The Grateful Dead's Drummer Mickey Hart Paints Using Vibrations
The Dead's legendary drummer wants his paintings to get you high.
Mickey Hart mid-process. All images courtesy of the artist
The drummer of the Grateful Dead is a multi-Grammy winner, the author of four books on musicology, and a member of revival band Dead and Company (followed by former deadheads and John Mayer fans alike). He’s also a painter—but instead of, say, brushes and pallets, he prefers drums. Hart actually beats paintings into existence with musically-conjured vibrations. Now the Rock and Roll Hall of Famer is exhibiting his visual art for the first time on a North American tour, with stop no. 1 at Wentworth Gallery in New Jersey.
Fascinated with science, the musician cites the cosmos and neurology as sources of his inspiration. “The original impetus for my work was cosmic in nature,” he tells The Creators Project. “I wanted to find out how to listen to the sun, earth, moon, Saturn, and Aurora Borealis, and translate them into visuals. Then I realized these things cannot be born without vibrations. So I started using vibrations to create the paintings one by one. Or rather I should say, I birthed them. They were born by vibratory methods. That’s the baseline of my cosmic art.” It’s also an art he taught wholly to himself. Over several years, he adjusted and developed his form until he arrived at the highly-refined method involved in Vibrational Expressionism. “I went into this totally open, not knowing much except that I had a lot of paint around me, ready for use.”
At first glance it looks like the artist uses sweeping brushstrokes to produce the mesmerizing swirls, but Hart lets vibrations do that work. He sets drums and other instruments in motion to create rhythms that vibrate the canvas as he releases paint onto it. As soon as paint hits the surface, the vibration process unwinds a mirage-y maze of color and light. He times it, turns it, and uses specific formulas, knowing where and how long the paint can glide before it sets. The result is reflective of the chaotic, cosmic wondrousness he consistently seeks to unlock.

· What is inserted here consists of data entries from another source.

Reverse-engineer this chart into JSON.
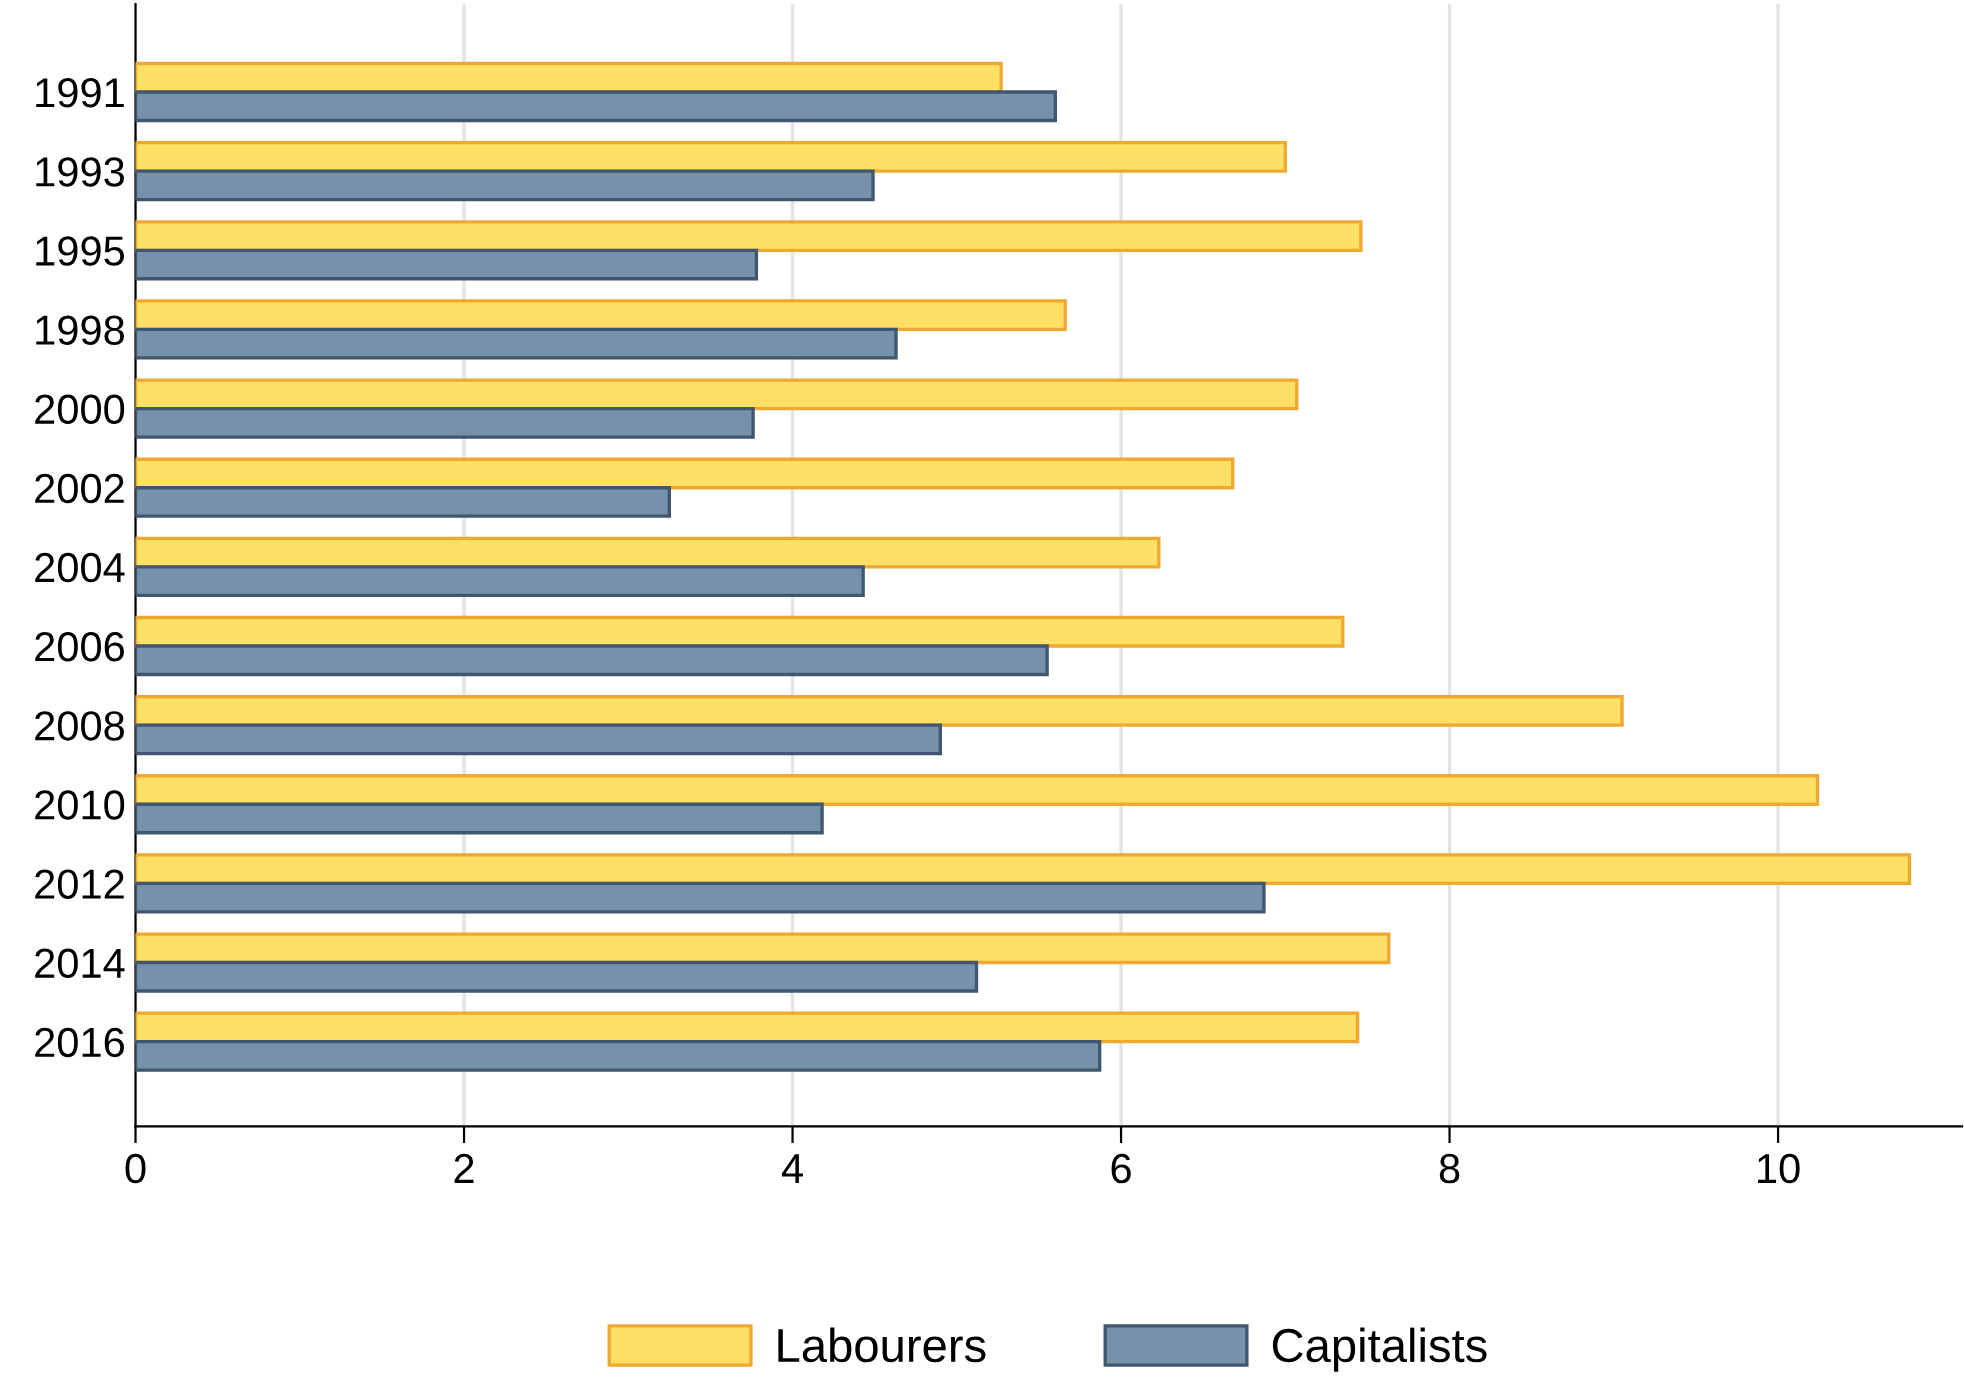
{
  "chart_data": {
    "type": "bar",
    "orientation": "horizontal",
    "categories": [
      "1991",
      "1993",
      "1995",
      "1998",
      "2000",
      "2002",
      "2004",
      "2006",
      "2008",
      "2010",
      "2012",
      "2014",
      "2016"
    ],
    "series": [
      {
        "name": "Labourers",
        "color": "#ffe066",
        "values": [
          5.27,
          7.0,
          7.46,
          5.66,
          7.07,
          6.68,
          6.23,
          7.35,
          9.05,
          10.24,
          10.8,
          7.63,
          7.44
        ]
      },
      {
        "name": "Capitalists",
        "color": "#7692ab",
        "values": [
          5.6,
          4.49,
          3.78,
          4.63,
          3.76,
          3.25,
          4.43,
          5.55,
          4.9,
          4.18,
          6.87,
          5.12,
          5.87
        ]
      }
    ],
    "xlim": [
      0,
      11.12
    ],
    "xticks": [
      0,
      2,
      4,
      6,
      8,
      10
    ],
    "grid": "x",
    "legend": "bottom"
  }
}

According to him, he’s using one of the most fundamental ingredients there is. “Vibrations are one of the essentials to life,” he says. “It’s like water. The world is built on when the universe first exploded into being with a vibration of sound and light. I wanted to hear what all that sounded like, and translate that sound into spacescapes.”
Since the innovator spends all daylight hours playing with Dead and Company, creating a new album, and making a little time for gardening (another unexpected hobby), he paints by night. “I enjoy the stillness of it,” he tells us about his regular moonlit practice. “It’s very much a spiritual thing. Day and night I live a vibratory life. I drum on everything. It has sensual and exoctic overtones, because the universe is constantly vibrating, and everything that moves in it is vibrational. In a sense, so are we.”
To add a personal twist to the project, Hart incorporates his love for neurology. Hart regularly visits the lab of Dr. Adam Gazzaley, a leading neuroscientist at UCSF. Gazzaley images Hart’s brain, who in turn reworks those impulses from registrations to sonifications. In other words, he makes the beats of his brain into pulses, with which he paints. Part of this is for the art, another part for science. Hart works with Gazzaley regularly to study rhythm’s effect on the mind, hoping to push music therapy into the realm of hard science. The hope is to administer music like medicine to damaged brains.
Until then, just looking at Hart’s art should have some effect on regular brains. “It should get you high,” he tells us. “They’re psychedelic, iridescent, all kinds of little things are hidden in the paintings. And I hope that it lights up people’s consciousness. They should feel happy. It’s meant to uplift the spirit.”
When asked if he’d teach someone else his craft, he told us, “Oh yeah, maybe someday. I’d love to see this form live on. But right now I kind of have a day job.”